Tencent Holdings Ltd. slumped after a world-beating surge in the stock pushed its market value to the cusp of US$1 trillion ($1.33 trillion) for the first time.
The Chinese Internet behemoth lost as much as 5.5% in Hong Kong on Tuesday, putting its market capitalization below US$900 billion. Traders took profit after Monday’s 11% surge, which was Tencent’s biggest in almost a decade. Adding caution were comments by an advisor to China’s central bank to local media indicating that excessive liquidity and ultra-low borrowing costs were creating bubbles in the stock market.
The prospect that China will tighten funding conditions threatens to derail Tencent’s stock rally, which has been underpinned by a relentless flow of capital from the mainland. Onshore funds purchased a record amount of Hong Kong shares this month, with about a quarter of that targeting Tencent. As more than a billion people use its WeChat social-media platform, Tencent is ubiquitous to Chinese investors who have no access Hong Kong shares of rival Alibaba Group Holding Ltd. through the stock links.
Tencent was the most recent mega-cap company to benefit from investor enthusiasm for the tech sector, with its looming milestone a marker for the euphoria sweeping the stocks globally. Before Tuesday, the stock had added US$251 billion in January alone -- by far the biggest creation of shareholder wealth worldwide. Warnings are rising that easy monetary policy is fueling bubbles in global equities, especially in the US, where gains have been led by the Nasdaq.
As investors seek cheaper alternatives, they’ve been piling into Hong Kong equities. That’s helped make the Hang Seng China Enterprises Index the best performing among the world’s major benchmarks in the past month.
While Tencent has long been an investor favourite in Asia, returning more than 100,000% since its 2004 initial public offering, there are other risks to the rally.
In 2018, a government crackdown on China’s online gaming industry squeezed Tencent’s most profitable business, which at the time accounted for about 40% of its revenue. Coupled with a slowing Chinese economy and a weakening yuan, Beijing’s nine-month halt on approvals for new games contributed to a 22% slump in the shares.

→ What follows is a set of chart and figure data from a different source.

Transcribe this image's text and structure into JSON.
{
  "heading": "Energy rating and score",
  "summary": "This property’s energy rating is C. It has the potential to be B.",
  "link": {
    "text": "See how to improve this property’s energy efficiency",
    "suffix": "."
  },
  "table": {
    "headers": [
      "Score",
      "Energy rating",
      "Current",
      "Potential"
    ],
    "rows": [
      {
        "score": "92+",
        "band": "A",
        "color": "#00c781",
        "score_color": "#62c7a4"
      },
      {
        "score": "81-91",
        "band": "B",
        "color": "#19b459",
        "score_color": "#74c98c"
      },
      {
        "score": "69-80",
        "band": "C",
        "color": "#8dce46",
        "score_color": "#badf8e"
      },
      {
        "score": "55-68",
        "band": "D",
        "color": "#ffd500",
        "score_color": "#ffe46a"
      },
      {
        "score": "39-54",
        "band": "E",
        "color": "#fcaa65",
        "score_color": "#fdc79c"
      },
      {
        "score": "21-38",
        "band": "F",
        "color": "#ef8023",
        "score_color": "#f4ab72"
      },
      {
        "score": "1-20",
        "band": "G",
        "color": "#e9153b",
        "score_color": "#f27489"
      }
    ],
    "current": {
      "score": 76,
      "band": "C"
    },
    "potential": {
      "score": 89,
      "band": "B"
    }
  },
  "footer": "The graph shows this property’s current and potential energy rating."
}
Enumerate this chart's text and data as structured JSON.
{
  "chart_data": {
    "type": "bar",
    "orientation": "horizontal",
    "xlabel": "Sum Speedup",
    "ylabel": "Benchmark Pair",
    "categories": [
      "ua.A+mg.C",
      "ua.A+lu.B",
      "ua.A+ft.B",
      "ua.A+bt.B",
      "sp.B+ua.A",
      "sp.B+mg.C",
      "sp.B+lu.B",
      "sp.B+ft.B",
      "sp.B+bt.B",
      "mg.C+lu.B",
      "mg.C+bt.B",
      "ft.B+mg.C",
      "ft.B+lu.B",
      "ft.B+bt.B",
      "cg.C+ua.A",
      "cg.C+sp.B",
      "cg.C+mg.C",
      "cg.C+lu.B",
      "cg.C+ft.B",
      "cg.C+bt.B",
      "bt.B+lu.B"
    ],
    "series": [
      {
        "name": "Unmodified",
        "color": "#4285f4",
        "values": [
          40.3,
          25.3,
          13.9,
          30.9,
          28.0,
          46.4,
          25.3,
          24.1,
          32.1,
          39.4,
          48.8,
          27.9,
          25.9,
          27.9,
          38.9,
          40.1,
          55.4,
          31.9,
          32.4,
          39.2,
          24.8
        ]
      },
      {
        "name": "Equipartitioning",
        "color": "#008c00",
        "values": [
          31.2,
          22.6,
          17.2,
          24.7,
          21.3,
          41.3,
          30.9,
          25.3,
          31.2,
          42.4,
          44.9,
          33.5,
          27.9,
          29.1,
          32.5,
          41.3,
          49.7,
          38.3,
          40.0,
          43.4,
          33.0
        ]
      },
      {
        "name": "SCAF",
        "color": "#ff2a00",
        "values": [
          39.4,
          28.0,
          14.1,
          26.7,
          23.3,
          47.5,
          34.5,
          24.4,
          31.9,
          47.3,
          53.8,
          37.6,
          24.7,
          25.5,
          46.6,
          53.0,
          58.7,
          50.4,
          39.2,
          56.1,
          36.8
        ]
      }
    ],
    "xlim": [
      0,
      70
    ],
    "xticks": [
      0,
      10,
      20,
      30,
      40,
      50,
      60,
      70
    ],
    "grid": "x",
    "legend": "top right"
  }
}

A campaign against monopolistic practices since late last year has targeted many of the industries in which Tencent and rival Alibaba operate, including the online payments industry. But while increasing regulatory risk has left Alibaba’s shares about 16% lower than their October peak, Tencent has closed at seven fresh records in the past eight sessions. One factor contributing to the divergence: Alibaba’s Hong Kong stock is not included in trading links with mainland exchanges.
Tencent would be the second Chinese firm to join the trillion-dollar club after PetroChina Co., which was briefly worth more than that in late 2007 before collapsing in value. US tech giants Apple Inc., Amazon.com Inc., Alphabet Inc. and Microsoft Corp. are also worth more than US$1 trillion each, as is Saudi Arabian Oil Co.
Tencent was founded in 1998 by four college classmates and a friend from Shenzhen who devised a Chinese version of the instant messaging service ICQ. Led by “Pony” Ma Huateng -- ma is Chinese for “horse” -- the company’s chat software became the primary communication tool for a generation of young Chinese.
Still, Tencent’s surge has outpaced all but the most bullish analysts’ forecasts. The stock’s closing level of HK$766.50 ($131.20) on Monday was almost 10% higher than the consensus 12-month price target compiled by Bloomberg, the widest gap since 2014.